まぁ、Macと一緒なんですけどね。昔のMacの評価は、全く同じ扱いされたわけですから。」
「マッキントッシュの雑誌でも、結構、間違った事っていうか、見るべきところを見てないなっていう気がするんですけれど。」
リチャード
「そうですよ。どのソフトでも、ハードでもそうだと思うんですよ。やっぱり、メーカーなり、愛用している人達が、書いて貰いたいような書き方はしてくれないですね。
(広告ページを指しながら)広告を自分で打って、自分で文章書くべきかも知れないんだけど。(笑)」
「Newtonユーザーのライターの方や、友人と、この間話をしていて、やはり、マッキントッシュの雑誌にしても、結局、「あれ?この人、使ってないのに書いているんじゃないのかなぁ」っていう記事が凄く多くて。」
リチャード
「そうそう、多いですね、はい。まぁ、少なくても、使っててもそんなに、パワーユーザーでは無いという事ですね。まぁ、たぶん、今、マッキントッシュの評価記事とか書く人は、(マッキントッシュに関しては)殆ど、パワーユーザーになってるわけですから、間違ってることは、まぁ、まだ、あるんですけどね、技術的な話になると。まぁ、フォントの話とかなんか、一般的な事しか書かれて無くて。まぁ、そうですね。」
「ライターが、もう一寸やっぱり、勉強して貰わないと、きちっと伝えることは難しいですね。」
「そうですね。勉強だけじゃなくて、どういうところをピックアップして欲しいかという事は、やっぱり、違うとこに有ったりするんで。例えば、(再度、記事に目をやりながら)この記事もそうなんだけど、だって先ず、パームトップだっけ?IBMのヤツ(IBM
PC110のこと)。これ入れるべきじゃ無いんだもの。」
「たしかに」
リチャード
「電源何分持つかって、なんか、」
「一時間とか、そんなもんでしたっけ?」
リチャード
「約3時間。Newtonが何故か2週間って、まぁ、付けっぱなしって意味じゃないんだけど。そういうところは見てないわけだよね。こういうものと比べたりして、一番長く持つはずなんで、そのことが全然触れてないとか、アプリケーションの種類が一番多いとか、(PC110を指して)まぁ、これが一番多いんだけどね。(苦笑)でも、まぁ、これ、PDAじゃ無いから。そういう話はほとんどない。

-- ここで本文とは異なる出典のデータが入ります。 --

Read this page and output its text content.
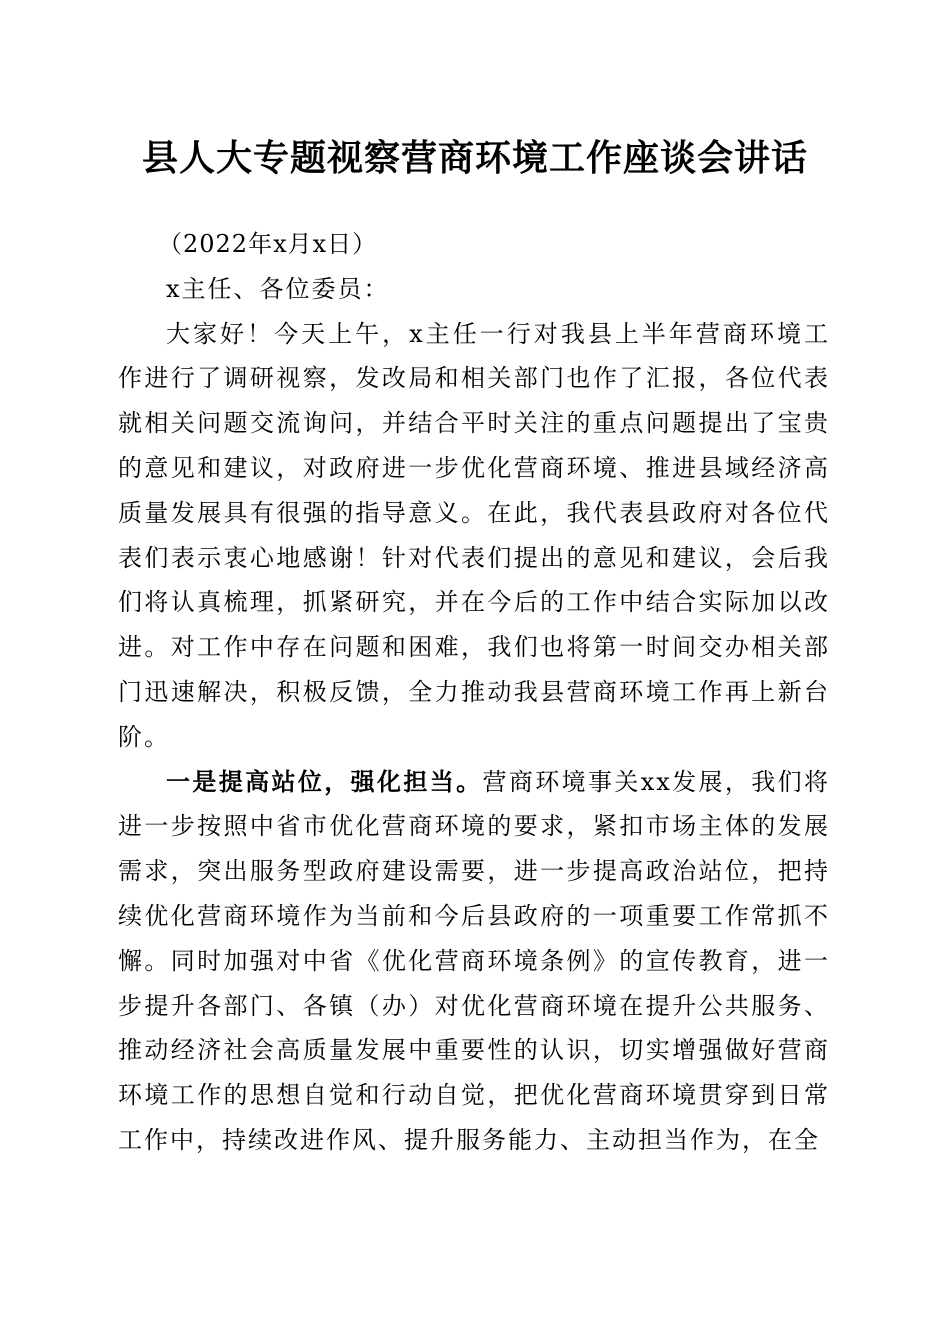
县人大专题视察营商环境工作座谈会讲话

（2022年x月x日）

x主任、各位委员：

大家好！今天上午，x主任一行对我县上半年营商环境工作进行了调研视察，发改局和相关部门也作了汇报，各位代表就相关问题交流询问，并结合平时关注的重点问题提出了宝贵的意见和建议，对政府进一步优化营商环境、推进县域经济高质量发展具有很强的指导意义。在此，我代表县政府对各位代表们表示衷心地感谢！针对代表们提出的意见和建议，会后我们将认真梳理，抓紧研究，并在今后的工作中结合实际加以改进。对工作中存在问题和困难，我们也将第一时间交办相关部门迅速解决，积极反馈，全力推动我县营商环境工作再上新台阶。

一是提高站位，强化担当。营商环境事关xx发展，我们将进一步按照中省市优化营商环境的要求，紧扣市场主体的发展需求，突出服务型政府建设需要，进一步提高政治站位，把持续优化营商环境作为当前和今后县政府的一项重要工作常抓不懈。同时加强对中省《优化营商环境条例》的宣传教育，进一步提升各部门、各镇（办）对优化营商环境在提升公共服务、推动经济社会高质量发展中重要性的认识，切实增强做好营商环境工作的思想自觉和行动自觉，把优化营商环境贯穿到日常工作中，持续改进作风、提升服务能力、主动担当作为，在全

あと、ソフトの値段。シャープのソフト、殆ど世の中に無いでしょ。Add in以外はね。PDSみたいなもの以外は、殆ど無いんだけど、そのへんがなんか、ユーザーじゃないから。
(書道などのエヌフォーのソフトの紹介記事を見ながら)書道の面白さとか、それが有ることの意味自体は、分かってない訳なんですよ。」
「アップル自体も、周りに対して、そういう部分で、きちんとアナウンスすればいいのに、と思うんですけど。」
リチャード
「Newtonに関しては、凄く中途半端なんです。なんか、自分達がどういう風にすればいいのか、分かってないし、日本語版の発表をした手前、やめましたって事も言えないし。そういう、まぁ、立場として難しい部分と、後、良いソースがあまり書けていないって部分も有るんですよね。

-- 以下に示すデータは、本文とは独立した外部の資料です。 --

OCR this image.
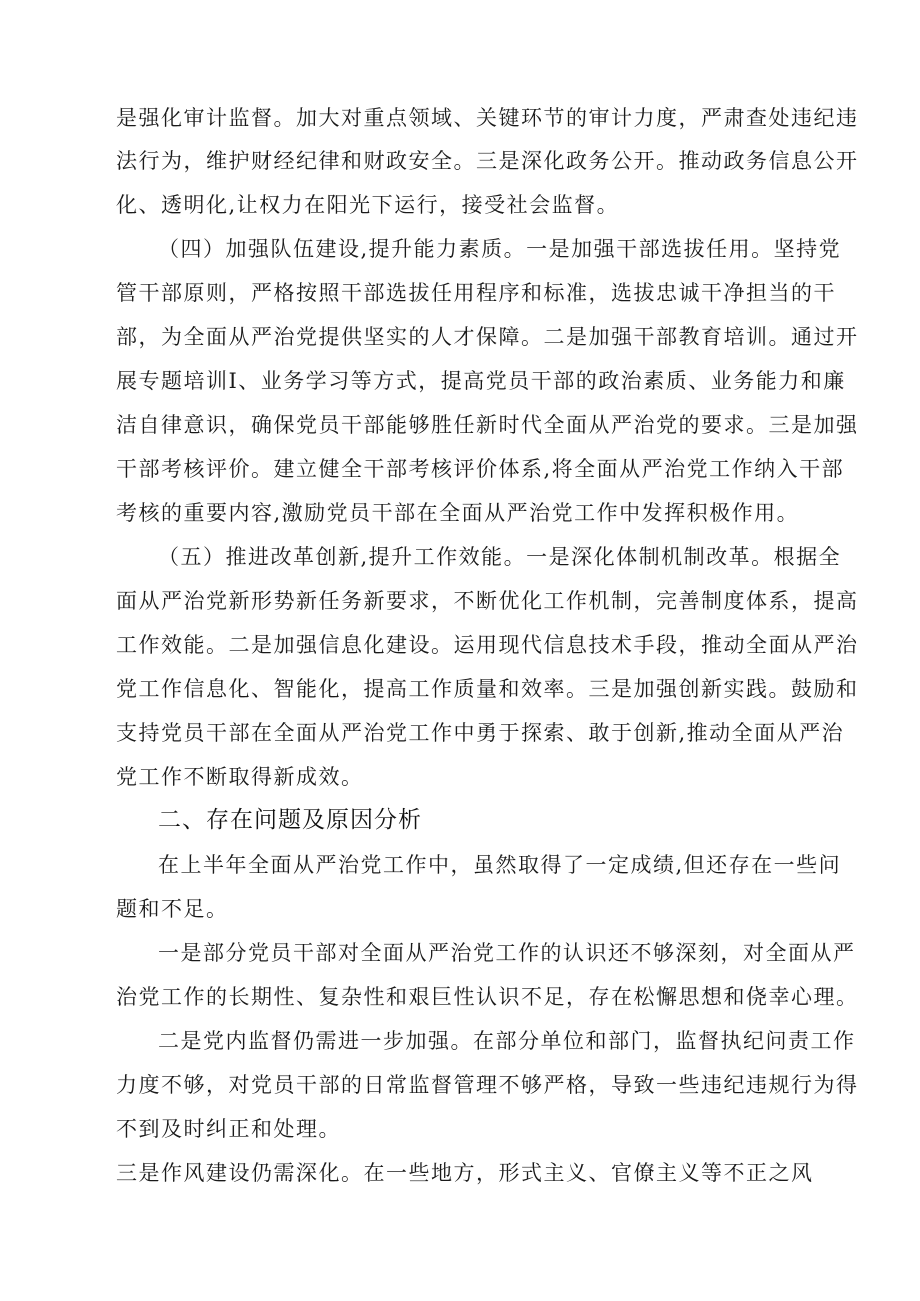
是强化审计监督。加大对重点领域、关键环节的审计力度，严肃查处违纪违
法行为，维护财经纪律和财政安全。三是深化政务公开。推动政务信息公开
化、透明化,让权力在阳光下运行，接受社会监督。
（四）加强队伍建设,提升能力素质。一是加强干部选拔任用。坚持党
管干部原则，严格按照干部选拔任用程序和标准，选拔忠诚干净担当的干
部，为全面从严治党提供坚实的人才保障。二是加强干部教育培训。通过开
展专题培训I、业务学习等方式，提高党员干部的政治素质、业务能力和廉
洁自律意识，确保党员干部能够胜任新时代全面从严治党的要求。三是加强
干部考核评价。建立健全干部考核评价体系,将全面从严治党工作纳入干部
考核的重要内容,激励党员干部在全面从严治党工作中发挥积极作用。
（五）推进改革创新,提升工作效能。一是深化体制机制改革。根据全
面从严治党新形势新任务新要求，不断优化工作机制，完善制度体系，提高
工作效能。二是加强信息化建设。运用现代信息技术手段，推动全面从严治
党工作信息化、智能化，提高工作质量和效率。三是加强创新实践。鼓励和
支持党员干部在全面从严治党工作中勇于探索、敢于创新,推动全面从严治
党工作不断取得新成效。
二、存在问题及原因分析
在上半年全面从严治党工作中，虽然取得了一定成绩,但还存在一些问
题和不足。
一是部分党员干部对全面从严治党工作的认识还不够深刻，对全面从严
治党工作的长期性、复杂性和艰巨性认识不足，存在松懈思想和侥幸心理。
二是党内监督仍需进一步加强。在部分单位和部门，监督执纪问责工作
力度不够，对党员干部的日常监督管理不够严格，导致一些违纪违规行为得
不到及时纠正和处理。
三是作风建设仍需深化。在一些地方，形式主义、官僚主义等不正之风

マッキントッシュが、売れてるわけですから、それが、商売の中心になってるんで、Newtonが後々になってるんですね。ですから、まぁ、それほど期待出来無いんじゃないかと思うんですね。
向こう(アップル本社)はね、割と、広告も出すし、EXPOででかい看板も、出してたりするんだけど。余り期待できないですね。当然やって欲しいんだけど、まぁ、やれない理由も分かるわけですから。
その代わりに、うち、エヌフォーの方が、役割を代わりにやっているんじゃないかなぁと思うんですね。広告やったりとか、宣伝してるわけですから。そっちの方がより良いんじゃないかなぁと思うんですね。向こうには(海外)、うちみたいにやってる会社が無いので。
(アップルが)Newton自体はプッシュしようとしているんだけど。まぁ、店はあるわけなんだし、頑張ってると思うんだけど、もう全部メーカー(=アップル)に、任せっきりに成っているんですね。」